La relazione illustrativa al parlamento definisce che le modifiche alla legge n. 241 del 1990 sono unite dalla finalità di garantire maggiore certezza e speditezza all’azione amministrativa, mediante correttivi e aggiustamenti ad alcuni istituti disciplinati della legge, individuati sulla base delle criticità applicative emerse.

Anche i successivi articoli 13, 14 e 15, sono ricchi di novità importanti, alcune di queste resteranno stabili nel nostro ordinamento, altre invece hanno una data di scadenza di cui non si sentiva alcun bisogno ed è spesso frutto di una eccessiva prudenza nel processo di semplificazione della burocrazia.

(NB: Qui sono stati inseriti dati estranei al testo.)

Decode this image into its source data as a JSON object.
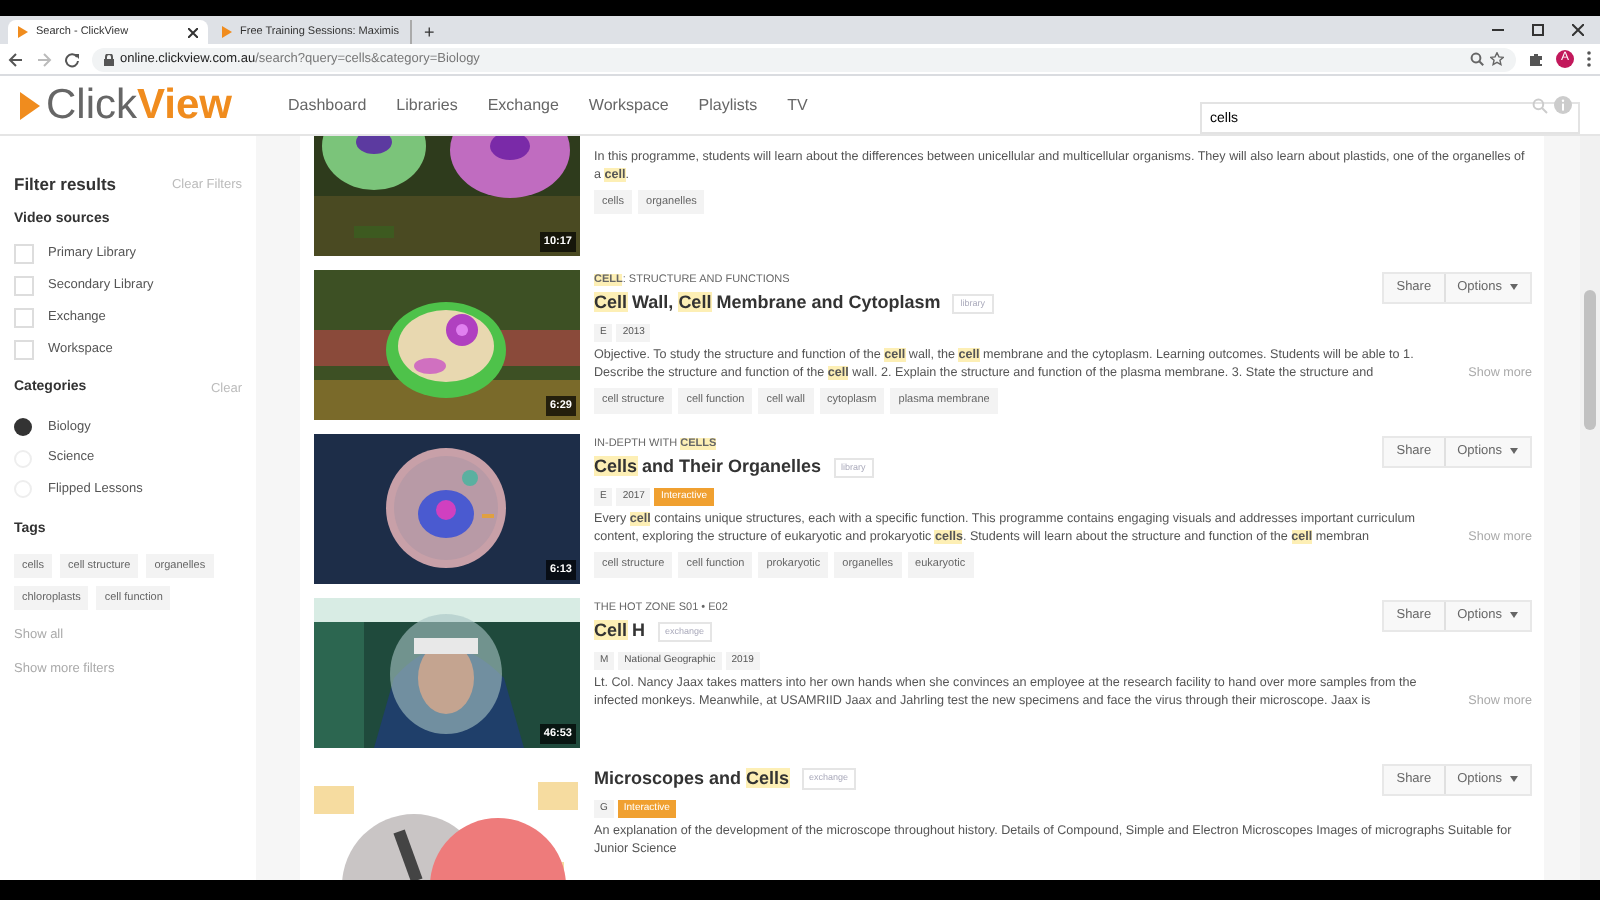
{
  "browser": {
    "tabs": [
      {
        "title": "Search - ClickView",
        "selected": true
      },
      {
        "title": "Free Training Sessions: Maximis",
        "selected": false
      }
    ],
    "new_tab": "+",
    "url_host": "online.clickview.com.au",
    "url_path": "/search?query=cells&category=Biology",
    "avatar": "A"
  },
  "header": {
    "logo_prefix": "Click",
    "logo_suffix": "View",
    "nav": [
      "Dashboard",
      "Libraries",
      "Exchange",
      "Workspace",
      "Playlists",
      "TV"
    ],
    "search_value": "cells"
  },
  "sidebar": {
    "title": "Filter results",
    "clear_filters": "Clear Filters",
    "video_sources_title": "Video sources",
    "video_sources": [
      {
        "label": "Primary Library",
        "checked": false
      },
      {
        "label": "Secondary Library",
        "checked": false
      },
      {
        "label": "Exchange",
        "checked": false
      },
      {
        "label": "Workspace",
        "checked": false
      }
    ],
    "categories_title": "Categories",
    "clear": "Clear",
    "categories": [
      {
        "label": "Biology",
        "selected": true
      },
      {
        "label": "Science",
        "selected": false
      },
      {
        "label": "Flipped Lessons",
        "selected": false
      }
    ],
    "tags_title": "Tags",
    "tags": [
      "cells",
      "cell structure",
      "organelles",
      "chloroplasts",
      "cell function"
    ],
    "show_all": "Show all",
    "show_more_filters": "Show more filters"
  },
  "results": [
    {
      "duration": "10:17",
      "description": "In this programme, students will learn about the differences between unicellular and multicellular organisms. They will also learn about plastids, one of the organelles of a **cell**.",
      "tags": [
        "cells",
        "organelles"
      ]
    },
    {
      "duration": "6:29",
      "series": "**CELL**: STRUCTURE AND FUNCTIONS",
      "title": "**Cell** Wall, **Cell** Membrane and Cytoplasm",
      "source": "library",
      "meta": [
        {
          "text": "E",
          "kind": "plain"
        },
        {
          "text": "2013",
          "kind": "plain"
        }
      ],
      "description": "Objective. To study the structure and function of the **cell** wall, the **cell** membrane and the cytoplasm. Learning outcomes. Students will be able to 1. Describe the structure and function of the **cell** wall. 2. Explain the structure and function of the plasma membrane. 3. State the structure and",
      "show_more": "Show more",
      "tags": [
        "cell structure",
        "cell function",
        "cell wall",
        "cytoplasm",
        "plasma membrane"
      ],
      "share": "Share",
      "options": "Options"
    },
    {
      "duration": "6:13",
      "series": "IN-DEPTH WITH **CELLS**",
      "title": "**Cells** and Their Organelles",
      "source": "library",
      "meta": [
        {
          "text": "E",
          "kind": "plain"
        },
        {
          "text": "2017",
          "kind": "plain"
        },
        {
          "text": "Interactive",
          "kind": "interactive"
        }
      ],
      "description": "Every **cell** contains unique structures, each with a specific function. This programme contains engaging visuals and addresses important curriculum content, exploring the structure of eukaryotic and prokaryotic **cells**. Students will learn about the structure and function of the **cell** membran",
      "show_more": "Show more",
      "tags": [
        "cell structure",
        "cell function",
        "prokaryotic",
        "organelles",
        "eukaryotic"
      ],
      "share": "Share",
      "options": "Options"
    },
    {
      "duration": "46:53",
      "series": "THE HOT ZONE  S01 • E02",
      "title": "**Cell** H",
      "source": "exchange",
      "meta": [
        {
          "text": "M",
          "kind": "plain"
        },
        {
          "text": "National Geographic",
          "kind": "plain"
        },
        {
          "text": "2019",
          "kind": "plain"
        }
      ],
      "description": "Lt. Col. Nancy Jaax takes matters into her own hands when she convinces an employee at the research facility to hand over more samples from the infected monkeys. Meanwhile, at USAMRIID Jaax and Jahrling test the new specimens and face the virus through their microscope. Jaax is",
      "show_more": "Show more",
      "share": "Share",
      "options": "Options"
    },
    {
      "title": "Microscopes and **Cells**",
      "source": "exchange",
      "meta": [
        {
          "text": "G",
          "kind": "plain"
        },
        {
          "text": "Interactive",
          "kind": "interactive"
        }
      ],
      "description": "An explanation of the development of the microscope throughout history. Details of Compound, Simple and Electron Microscopes Images of micrographs Suitable for Junior Science",
      "share": "Share",
      "options": "Options"
    }
  ]
}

L’articolo 13 prevede una procedura di conferenza di servizi straordinaria, utilizzabile però solo fino al 31 dicembre 2021. In questo tempo determinato, le pubbliche amministrazioni hanno facoltà, in caso di conferenza di servizi decisoria, di procedere mediante una conferenza semplificata in modalità anche asincrona, che prevede una tempistica più rapida rispetto a quella ordinaria.

L’articolo 14, al fine di disincentivare l’introduzione di nuovi oneri regolatori, dispone che, qualora gli atti normativi statali introducano un nuovo onere che non trova compensazione con una riduzione di oneri di pari valore, tale onere è qualificato come onere fiscalmente detraibile.

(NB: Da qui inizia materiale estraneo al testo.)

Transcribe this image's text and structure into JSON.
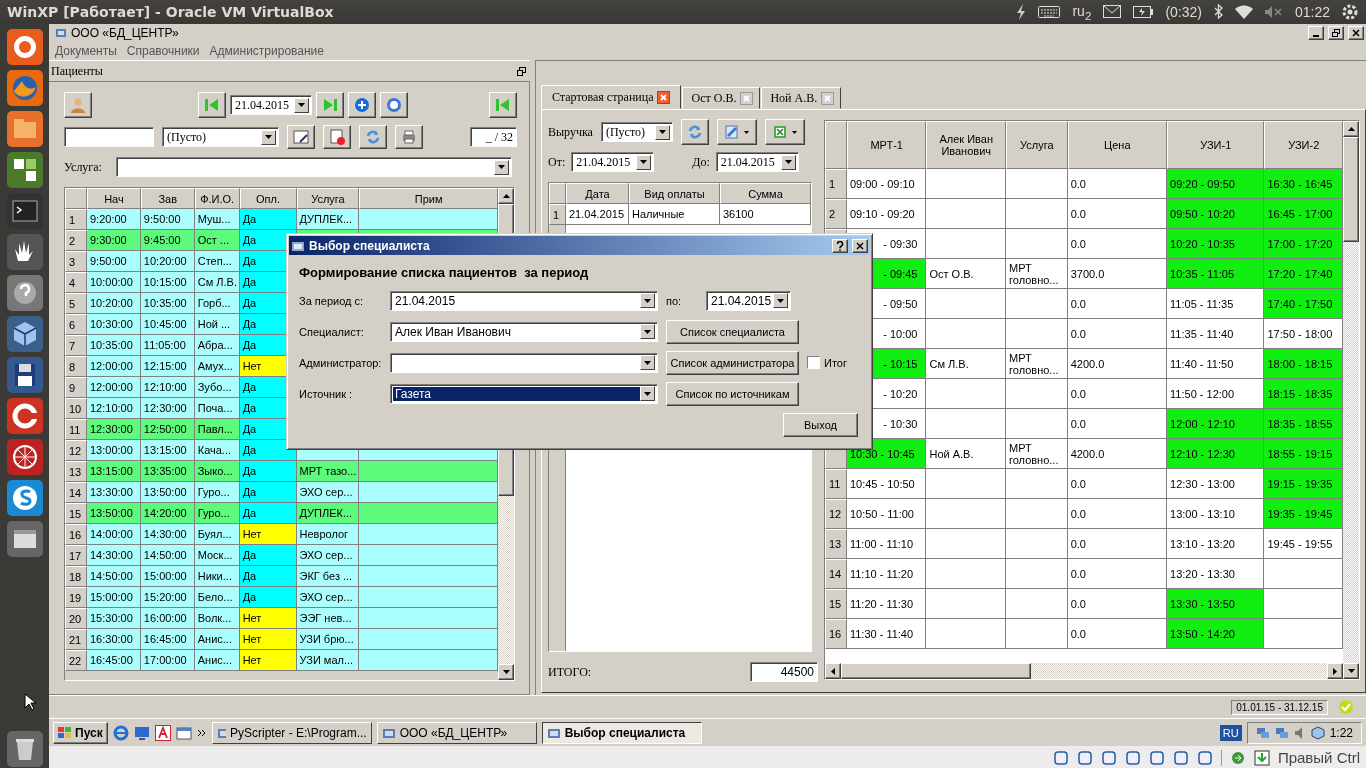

Sono inclusi gli oneri amministrativi ed informativi, mentre sono esclusi quelli che costituiscono livelli minimi per l’attuazione della regolazione europea nonché, come aggiunto nel corso dell’esame al Senato, gli oneri volti a disincentivare attività inquinanti.

L’articolo 15 dispone ulteriori misure di semplificazione amministrativa, con particolare riguardo all’adozione di una Agenda per la semplificazione per il periodo 2020-2023 da effettuare entro il 30 ottobre 2020. È previsto inoltre il completamento della ricognizione dei procedimenti amministrativi da parte dello Stato, le Regioni e le autonomie locali, sentite le associazioni imprenditoriali e – come aggiunto nel corso dell’esame al Senato – sentiti gli ordini e le associazioni professionali. La ricognizione è finalizzata ad applicare ulteriori misure di semplificazione. È infine prevista l’estensione dell’ambito di applicazione della modulistica unificata e standardizzata.

Complessivamente, quindi, questo ambito della legge costituisce senz’altro una decisa accelerazione nel processo di semplificazione, peccato, come dicevamo, che per alcune norme si è limitato l’intervento alla fine del 2021, speriamo che nel frattempo la politica di razionalizzazione della burocrazia riprenda con maggior forza.